Kawasan rawan bencana alam gunung berapi merupakan wilayah sekitar puncak gunung berapi yang rawan terhadap luncuran gas beracun, lahar panas dan dingin, luncuran awan panas dan semburan api, dan tempat lalunya tumpahan benda-benda lain akibat letusan gunung berapi. Lokasi kawasan rawan bencana gunung berapi yaitu di Kabupaten Boyolali, Kabupaten Klaten, Kabupaten Ngawi (G. Lawu), Kabupaten Magetan (G. Lawu), Kabupaten Madiun (G. Liman & G. Wilis) dan Kabupaten Ponorogo (G. Liman & G. Wilis). Kawasan rawan bencana gempa Lokasi rawan bencana gempa yaitu di Kabupaten Boyolali, Kabupaten Klaten, Kabupaten Ngawi, Kabupaten Magetan, Kabupaten Madiun dan Ponorogo.

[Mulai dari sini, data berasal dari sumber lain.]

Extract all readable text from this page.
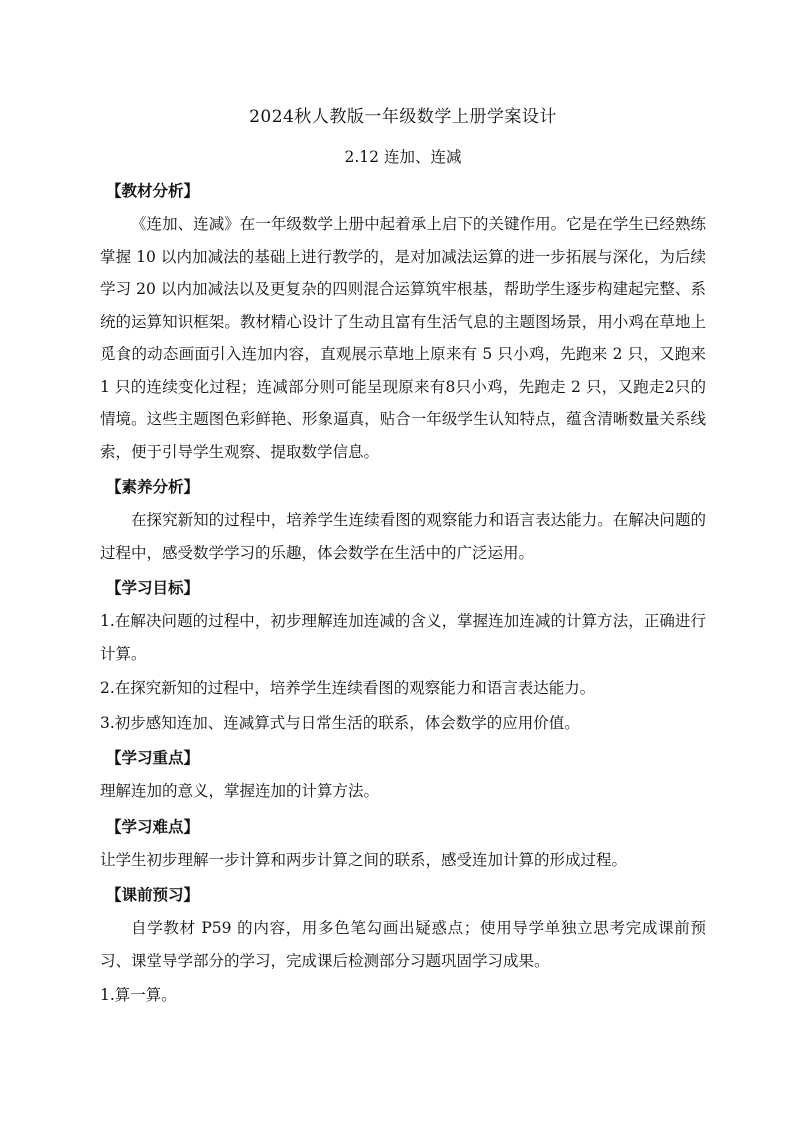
2024秋人教版一年级数学上册学案设计
2.12 连加、连减
【教材分析】

《连加、连减》在一年级数学上册中起着承上启下的关键作用。它是在学生已经熟练掌握 10 以内加减法的基础上进行教学的，是对加减法运算的进一步拓展与深化，为后续学习 20 以内加减法以及更复杂的四则混合运算筑牢根基，帮助学生逐步构建起完整、系统的运算知识框架。教材精心设计了生动且富有生活气息的主题图场景，用小鸡在草地上觅食的动态画面引入连加内容，直观展示草地上原来有 5 只小鸡，先跑来 2 只，又跑来 1 只的连续变化过程；连减部分则可能呈现原来有8只小鸡，先跑走 2 只，又跑走2只的情境。这些主题图色彩鲜艳、形象逼真，贴合一年级学生认知特点，蕴含清晰数量关系线索，便于引导学生观察、提取数学信息。

【素养分析】

在探究新知的过程中，培养学生连续看图的观察能力和语言表达能力。在解决问题的过程中，感受数学学习的乐趣，体会数学在生活中的广泛运用。

【学习目标】

1.在解决问题的过程中，初步理解连加连减的含义，掌握连加连减的计算方法，正确进行计算。

2.在探究新知的过程中，培养学生连续看图的观察能力和语言表达能力。

3.初步感知连加、连减算式与日常生活的联系，体会数学的应用价值。

【学习重点】

理解连加的意义，掌握连加的计算方法。

【学习难点】

让学生初步理解一步计算和两步计算之间的联系，感受连加计算的形成过程。

【课前预习】

自学教材 P59 的内容，用多色笔勾画出疑惑点；使用导学单独立思考完成课前预习、课堂导学部分的学习，完成课后检测部分习题巩固学习成果。

1.算一算。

b. Pengelolaan Kawasan Budidaya


Pengelolaan kawasan budidaya bertujuan untuk meningkatkan daya guna dan hasil guna sumberdaya serta untuk menghindari konflik pemanfaatan ruang dan kelestarian lingkungan hidup. Kawasan budidaya yang dikelola pemanfaatan ruangnya terdiri dari: Kawasan hutan produksi; Kawasan pertanian; Kawasan pertambangan; Kawasan peruntukan industri; Kawasan pariwisata; Kawasan permukiman; Kawasan perikanan; Kawasan perkebunan; Kawasan peternakan; Kawasan pariwisata; Kawasan permukiman; Kawasan industri; dan Kawasan perdagangan.

c. Kawasan Andalan
Adalah Kawasan kawasan yang mempunyai potensi pengembangan bagi sektor unggulan. WS Bengawan Solo ditetapkan 4 (empat) zona kawasan andalan: 1. Tuban-Lamongan dan sekitarnya Madiun dan sekitarnya Surabaya dan sekitarnya Surakarta-Boyolali-Sukoharjo dan Karanganyar

2. 3. 4.

4. Banjir Bengawan Solo Akhir Tahun 2007


Permasalahan Utama dalam pengelolaan DAS WS Bengawan Solo diantaranya adalah banjir, kekeringan, erosi dan sedimentasi, intruksi air laut, kualitas air dan lain-lain yang disebabkan oleh: Terus menurunnya kondisi hutan. Kerusakan DAS: penebangan liar dan konversi lahan yang menimbulkan kerusakan ekosistem dalam tatanan DAS. Lemahnya penegakan hukum terhadap pembalakan liar ( illegal logging). Masih rendahnya kesadaran masyarakat dalam pemeliharaan lingkungan.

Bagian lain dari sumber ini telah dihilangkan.